Khrylx / PyTorch-RL

PyTorch implementation of Deep Reinforcement Learning: Policy Gradient methods (TRPO, PPO, A2C) and Generative Adversarial Imitation Learning (GAIL). Fast Fisher vector product TRPO.
MIT License
1.09k stars 186 forks source link

Inconsistent action shape when running CartPole-v1 #13

Closed truongthanh96 closed 5 years ago

truongthanh96 commented 5 years ago

Gym env: CartPole-v1 Affected code File: gailgym.py


    """update discriminator"""
    for _ in range(1):
        expert_state_actions = torch.from_numpy(expert_traj).to(dtype).to(device)

        g_o = discrim_net(torch.cat([states, actions], 1))
        e_o = discrim_net(expert_state_actions)
        optimizer_discrim.zero_grad()
        discrim_loss = discrim_criterion(g_o, ones((states.shape[0], 1), device=device)) + \
            discrim_criterion(e_o, zeros((expert_traj.shape[0], 1), device=device))
        discrim_loss.backward()
        optimizer_discrim.step()

Error

 g_o = discrim_net(torch.cat([states, actions], 1))
 RuntimeError: invalid argument 0: Tensors must have same number of dimensions: got 2 and 1 at /opt/conda/conda-bld/pytorch-cpu_1544218188686/work/aten/src/TH/generic/THTensorMoreMath.cpp:1324

To reproduce this error: python ./gail/save_expert_traj.py --model-path assets/learned_models/CartPole-v1_trpo.p --env-name CartPole-v1 --save-model-interval 100 python ./gail/gail_gym.py --env-name CartPole-v1 --expert-traj-path assets/expert_traj/CartPole-v1_expert_traj.p

This happended because CartPole-v1 's action is discrete, hence:
state = [[0.1,0.2,0.3,0.4],[0.1,0.2,0.3,0.4]]
action = [1,0]
When performing torch.cat thrown this error
Fix suggestion

  """update discriminator"""
    for _ in range(1):
        expert_state_actions = torch.from_numpy(expert_traj).to(dtype).to(device)

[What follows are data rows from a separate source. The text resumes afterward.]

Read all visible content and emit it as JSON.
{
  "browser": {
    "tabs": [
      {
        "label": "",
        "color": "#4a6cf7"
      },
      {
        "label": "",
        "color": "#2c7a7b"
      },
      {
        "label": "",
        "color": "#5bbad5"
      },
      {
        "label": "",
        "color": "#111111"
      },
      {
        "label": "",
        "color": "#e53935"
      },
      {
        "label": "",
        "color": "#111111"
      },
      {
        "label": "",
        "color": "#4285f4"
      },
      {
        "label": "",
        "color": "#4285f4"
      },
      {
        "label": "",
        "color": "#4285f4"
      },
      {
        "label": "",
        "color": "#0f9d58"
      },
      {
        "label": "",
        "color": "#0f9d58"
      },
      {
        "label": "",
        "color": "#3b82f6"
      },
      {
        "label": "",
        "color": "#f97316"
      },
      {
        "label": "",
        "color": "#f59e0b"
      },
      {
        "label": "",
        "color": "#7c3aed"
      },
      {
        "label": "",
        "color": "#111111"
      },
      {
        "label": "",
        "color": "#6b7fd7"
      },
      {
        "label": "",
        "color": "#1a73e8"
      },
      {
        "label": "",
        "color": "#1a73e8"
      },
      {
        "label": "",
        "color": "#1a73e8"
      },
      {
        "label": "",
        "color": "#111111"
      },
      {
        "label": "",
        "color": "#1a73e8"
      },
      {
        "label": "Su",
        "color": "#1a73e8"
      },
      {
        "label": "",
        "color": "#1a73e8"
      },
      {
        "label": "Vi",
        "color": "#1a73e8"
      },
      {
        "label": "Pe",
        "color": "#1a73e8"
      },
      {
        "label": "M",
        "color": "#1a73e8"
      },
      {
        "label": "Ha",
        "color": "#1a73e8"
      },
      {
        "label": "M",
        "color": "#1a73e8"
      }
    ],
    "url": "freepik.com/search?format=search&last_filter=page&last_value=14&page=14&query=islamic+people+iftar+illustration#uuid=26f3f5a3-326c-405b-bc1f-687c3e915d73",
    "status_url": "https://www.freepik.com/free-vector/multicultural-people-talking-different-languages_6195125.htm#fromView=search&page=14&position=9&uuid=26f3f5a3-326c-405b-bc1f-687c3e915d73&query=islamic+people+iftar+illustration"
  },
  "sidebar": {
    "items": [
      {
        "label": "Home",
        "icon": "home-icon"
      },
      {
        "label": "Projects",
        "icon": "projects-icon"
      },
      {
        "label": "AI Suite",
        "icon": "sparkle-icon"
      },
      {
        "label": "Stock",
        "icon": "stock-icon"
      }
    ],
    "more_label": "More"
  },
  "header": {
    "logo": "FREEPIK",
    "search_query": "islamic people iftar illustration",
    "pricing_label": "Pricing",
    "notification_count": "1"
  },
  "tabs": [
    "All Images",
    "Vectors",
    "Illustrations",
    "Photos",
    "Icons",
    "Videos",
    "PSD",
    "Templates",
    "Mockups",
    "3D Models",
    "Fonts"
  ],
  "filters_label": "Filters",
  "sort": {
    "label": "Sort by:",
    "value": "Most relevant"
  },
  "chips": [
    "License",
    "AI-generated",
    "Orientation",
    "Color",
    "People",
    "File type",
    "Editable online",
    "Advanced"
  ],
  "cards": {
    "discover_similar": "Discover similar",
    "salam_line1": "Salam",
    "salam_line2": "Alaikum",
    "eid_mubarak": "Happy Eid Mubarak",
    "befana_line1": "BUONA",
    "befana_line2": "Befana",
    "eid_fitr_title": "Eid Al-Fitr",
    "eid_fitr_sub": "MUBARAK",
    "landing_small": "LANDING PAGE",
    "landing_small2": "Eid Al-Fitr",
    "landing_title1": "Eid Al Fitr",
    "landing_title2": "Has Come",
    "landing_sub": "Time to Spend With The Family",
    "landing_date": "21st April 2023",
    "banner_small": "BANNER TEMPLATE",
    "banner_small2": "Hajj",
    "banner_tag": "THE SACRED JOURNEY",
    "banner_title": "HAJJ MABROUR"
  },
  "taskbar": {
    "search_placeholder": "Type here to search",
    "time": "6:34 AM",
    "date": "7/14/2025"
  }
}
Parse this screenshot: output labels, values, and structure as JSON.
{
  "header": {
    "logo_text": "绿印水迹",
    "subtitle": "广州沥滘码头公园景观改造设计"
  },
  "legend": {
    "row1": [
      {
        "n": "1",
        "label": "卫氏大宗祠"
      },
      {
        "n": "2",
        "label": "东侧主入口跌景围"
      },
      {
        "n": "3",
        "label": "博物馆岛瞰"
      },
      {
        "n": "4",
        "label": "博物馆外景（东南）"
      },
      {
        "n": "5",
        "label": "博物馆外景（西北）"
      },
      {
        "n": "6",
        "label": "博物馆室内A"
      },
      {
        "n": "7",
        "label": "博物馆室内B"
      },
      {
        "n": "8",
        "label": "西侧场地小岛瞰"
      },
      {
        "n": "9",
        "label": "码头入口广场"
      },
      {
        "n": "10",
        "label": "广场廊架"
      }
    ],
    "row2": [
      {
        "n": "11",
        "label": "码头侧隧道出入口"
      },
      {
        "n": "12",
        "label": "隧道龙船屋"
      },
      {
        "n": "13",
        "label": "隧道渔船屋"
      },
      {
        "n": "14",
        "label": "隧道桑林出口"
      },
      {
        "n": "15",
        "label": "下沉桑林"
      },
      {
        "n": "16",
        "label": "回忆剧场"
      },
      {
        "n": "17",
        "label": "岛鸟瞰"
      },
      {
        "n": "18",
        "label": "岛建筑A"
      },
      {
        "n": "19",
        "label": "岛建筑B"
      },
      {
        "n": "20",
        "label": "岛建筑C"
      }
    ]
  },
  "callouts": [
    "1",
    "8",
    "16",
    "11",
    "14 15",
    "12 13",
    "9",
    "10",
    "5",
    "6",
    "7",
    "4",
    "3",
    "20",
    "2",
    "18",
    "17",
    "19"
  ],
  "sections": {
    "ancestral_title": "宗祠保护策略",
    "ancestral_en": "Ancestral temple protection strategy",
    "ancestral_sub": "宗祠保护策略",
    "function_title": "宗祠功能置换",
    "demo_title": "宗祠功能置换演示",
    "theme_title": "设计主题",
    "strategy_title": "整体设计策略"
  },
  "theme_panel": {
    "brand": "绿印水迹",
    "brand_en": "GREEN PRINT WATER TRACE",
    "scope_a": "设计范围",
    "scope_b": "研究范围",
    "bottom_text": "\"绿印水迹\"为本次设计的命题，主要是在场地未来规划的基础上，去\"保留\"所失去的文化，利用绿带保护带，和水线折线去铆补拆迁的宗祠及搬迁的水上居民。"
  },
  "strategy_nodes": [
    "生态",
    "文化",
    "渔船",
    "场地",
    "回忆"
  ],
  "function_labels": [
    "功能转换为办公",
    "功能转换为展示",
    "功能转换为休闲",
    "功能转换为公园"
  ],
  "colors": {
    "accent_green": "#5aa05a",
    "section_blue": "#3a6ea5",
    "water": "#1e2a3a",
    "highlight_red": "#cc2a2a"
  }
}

        if len(actions.shape) == 1:
            g_o = discrim_net(torch.cat([states, actions.unsqueeze(1)], 1))
        else:
            g_o = discrim_net(torch.cat([states, actions], 1))
        e_o = discrim_net(expert_state_actions)
        optimizer_discrim.zero_grad()
        discrim_loss = discrim_criterion(g_o, ones((states.shape[0], 1), device=device)) + \
            discrim_criterion(e_o, zeros((expert_traj.shape[0], 1), device=device))
        discrim_loss.backward()
        optimizer_discrim.step()

save_expert_traj doesn't cause error since np.hstack stack element instead concating them. expert_traj.append(np.hstack([state, action]))

Khrylx commented 5 years ago

Hi,

Thanks for pointing this out. I wasn’t intending to implement GAIL for discrete environments. I think it is not so straightforward to extend GAN/GAIL to discrete settings, although something like Gumbel-SoftMax could work.

Ye